Typhon has stated in the past that people getting Viruses from his site are to blame, not him despite countless evidence to the contrary. Here's a quote




That is all he's ever said on the matter, despite countless evidence that YES the site is pushing attack ads on us. That is why I call it extortion, when he was shown there was a problem he refused to address it.

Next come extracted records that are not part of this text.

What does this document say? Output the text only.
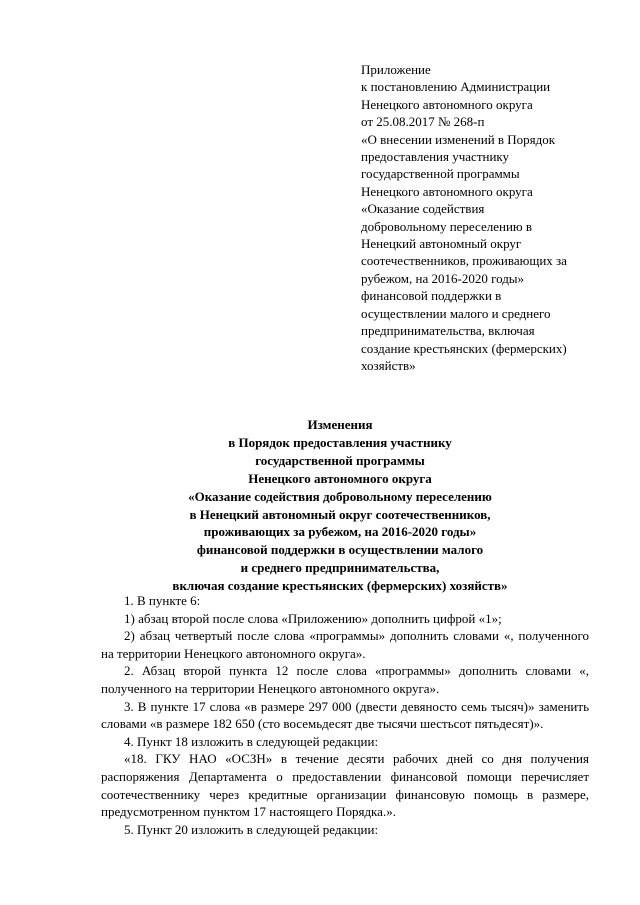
Приложение
к постановлению Администрации
Ненецкого автономного округа
от 25.08.2017 № 268-п
«О внесении изменений в Порядок
предоставления участнику
государственной программы
Ненецкого автономного округа
«Оказание содействия
добровольному переселению в
Ненецкий автономный округ
соотечественников, проживающих за
рубежом, на 2016-2020 годы»
финансовой поддержки в
осуществлении малого и среднего
предпринимательства, включая
создание крестьянских (фермерских)
хозяйств»
Изменения
в Порядок предоставления участнику
государственной программы
Ненецкого автономного округа
«Оказание содействия добровольному переселению
в Ненецкий автономный округ соотечественников,
проживающих за рубежом, на 2016-2020 годы»
финансовой поддержки в осуществлении малого
и среднего предпринимательства,
включая создание крестьянских (фермерских) хозяйств»

1. В пункте 6:

1) абзац второй после слова «Приложению» дополнить цифрой «1»;

2) абзац четвертый после слова «программы» дополнить словами «, полученного на территории Ненецкого автономного округа».

2. Абзац второй пункта 12 после слова «программы» дополнить словами «, полученного на территории Ненецкого автономного округа».

3. В пункте 17 слова «в размере 297 000 (двести девяносто семь тысяч)» заменить словами «в размере 182 650 (сто восемьдесят две тысячи шестьсот пятьдесят)».

4. Пункт 18 изложить в следующей редакции:

«18. ГКУ НАО «ОСЗН» в течение десяти рабочих дней со дня получения распоряжения Департамента о предоставлении финансовой помощи перечисляет соотечественнику через кредитные организации финансовую помощь в размере, предусмотренном пунктом 17 настоящего Порядка.».

5. Пункт 20 изложить в следующей редакции:
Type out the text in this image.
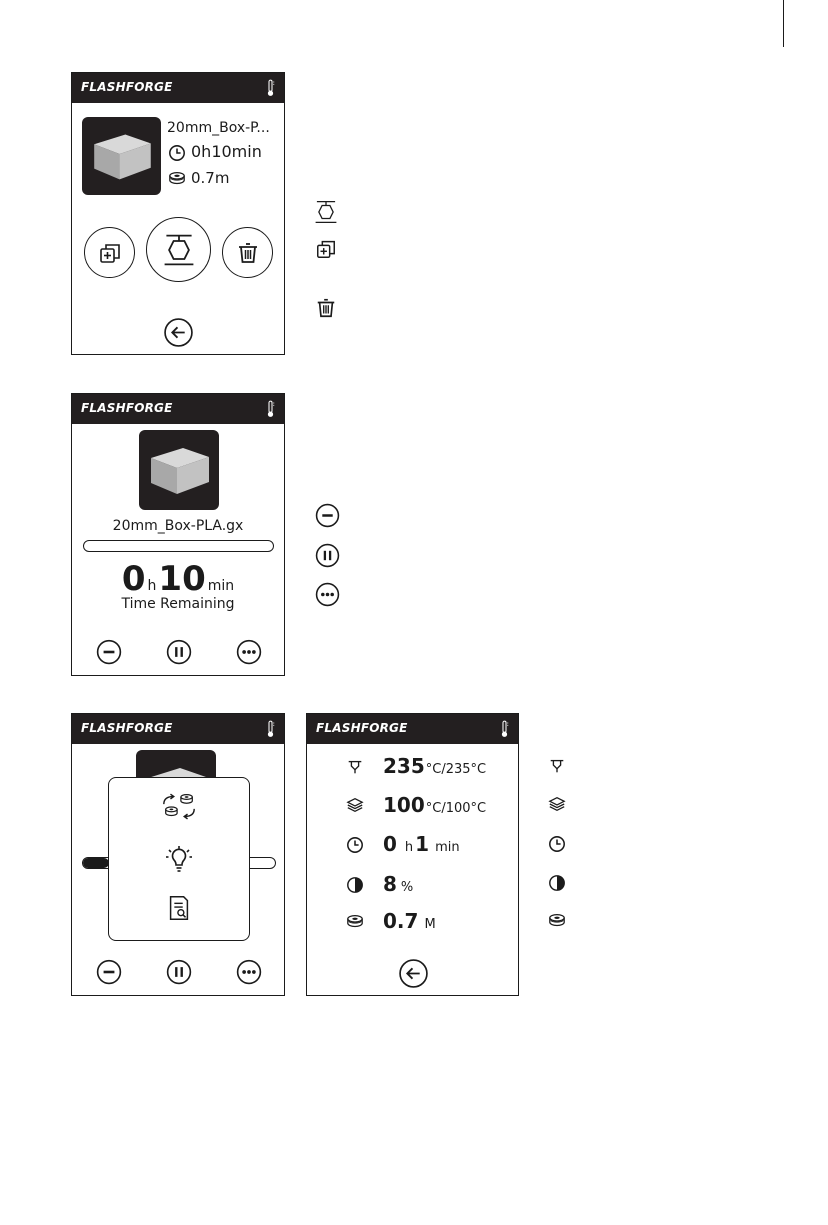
FLASHFORGE
20mm_Box-P...
0h10min
0.7m
FLASHFORGE
20mm_Box-PLA.gx
0 h10 min
Time Remaining
FLASHFORGE	FLASHFORGE
235°C/235°C
100°C/100°C
0 h 1 min
8 %
0.7 M
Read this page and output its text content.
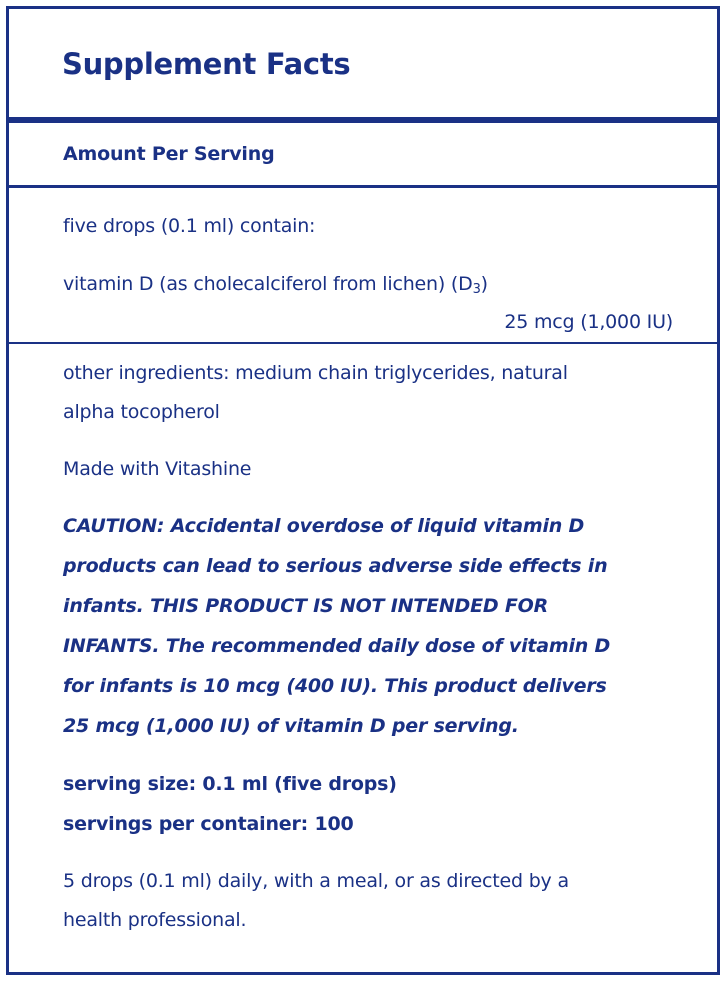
Supplement Facts
Amount Per Serving
five drops (0.1 ml) contain:
vitamin D (as cholecalciferol from lichen) $(D_3)$
25 mcg (1,000 IU)
other ingredients: medium chain triglycerides, natural
alpha tocopherol
Made with Vitashine
CAUTION: Accidental overdose of liquid vitamin D
products can lead to serious adverse side effects in
infants. THIS PRODUCT IS NOT INTENDED FOR
INFANTS. The recommended daily dose of vitamin D
for infants is 10 mcg (400 IU). This product delivers
25 mcg (1,000 IU) of vitamin D per serving.
serving size: 0.1 ml (five drops)
servings per container: 100
5 drops (0.1 ml) daily, with a meal, or as directed by a
health professional.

Honestly if it's so difficult to weed out the attack ads why are there so many sites that get by without them. Going again to the SomethingAwful scenario. One of their advertising partners snuck in some ads that automatically expanded and did other stuff that is against the terms of service SA gives to it's advertisers. Those ads were immediately addressed by site management and removed. No drama, no telling the users of your site that it's their fault. A listening to those who support and wish to support your site and a desire to make their viewing experience simpler.

Again, until this is addressed by site management I will continue to extol the virtues of ad-blocking. And honestly the best way to draw new traffic to the realms is with safe ads, not these things that install garbage onto your system, if a new user comes here, gets infected and then sees a thread like this, are they going to donate? No. Are they going to refer the realms to their friends? No. Are they going to surf this site again? No.

It is in this sites best interest that this be addressed.

edit: I am now going to work, I won't be able to reply to this discussion again until much later

That Typhon quote is pretty old, and I think he's made other statements since then that have softened the stance he had taken.

In any event, you can't compare SA to HCrealms. SA gets exponentially more traffic and has a much stronger hand. I'm pretty sure that advertisers dictate terms of service to HCR, not the other way around.

That Typhon quote is pretty old, and I think he's made other statements since then that have softened the stance he had taken.

In any event, you can't compare SA to HCrealms. SA gets exponentially more traffic and has a much stronger hand. I'm pretty sure that advertisers dictate terms of service to HCR, not the other way around.

I'll concede the point of traffic. The example I was attempting to make was a proactive site manager versus a site manager who simply won't address a problem.

And softening your stance is fine and all, but members are still getting viruses. Again, if the goal of Typhon is to lure additional traffic to this site, these ad's are not helping. I've had a few people at my venue complain about the attack ads here, and at least one tell me he was sticking to heroclix world from now on.

I like this site, I do. I wouldn't be sitting here yelling about this if I didn't. My point is this, SOMETHING needs to be done. The problem can't be allowed to continue. Word of mouth is the best advertising, if people at venue's are complaining about the realms damaging their computers thats not going to drive any new members or donors to this site. And I stand by my point that until this site is as safe for non-donors as it is donors I will block all of the ads on the realms and advise anyone who asks to do the same.

morand, thanks for the foxfire advice. my computer thanks you!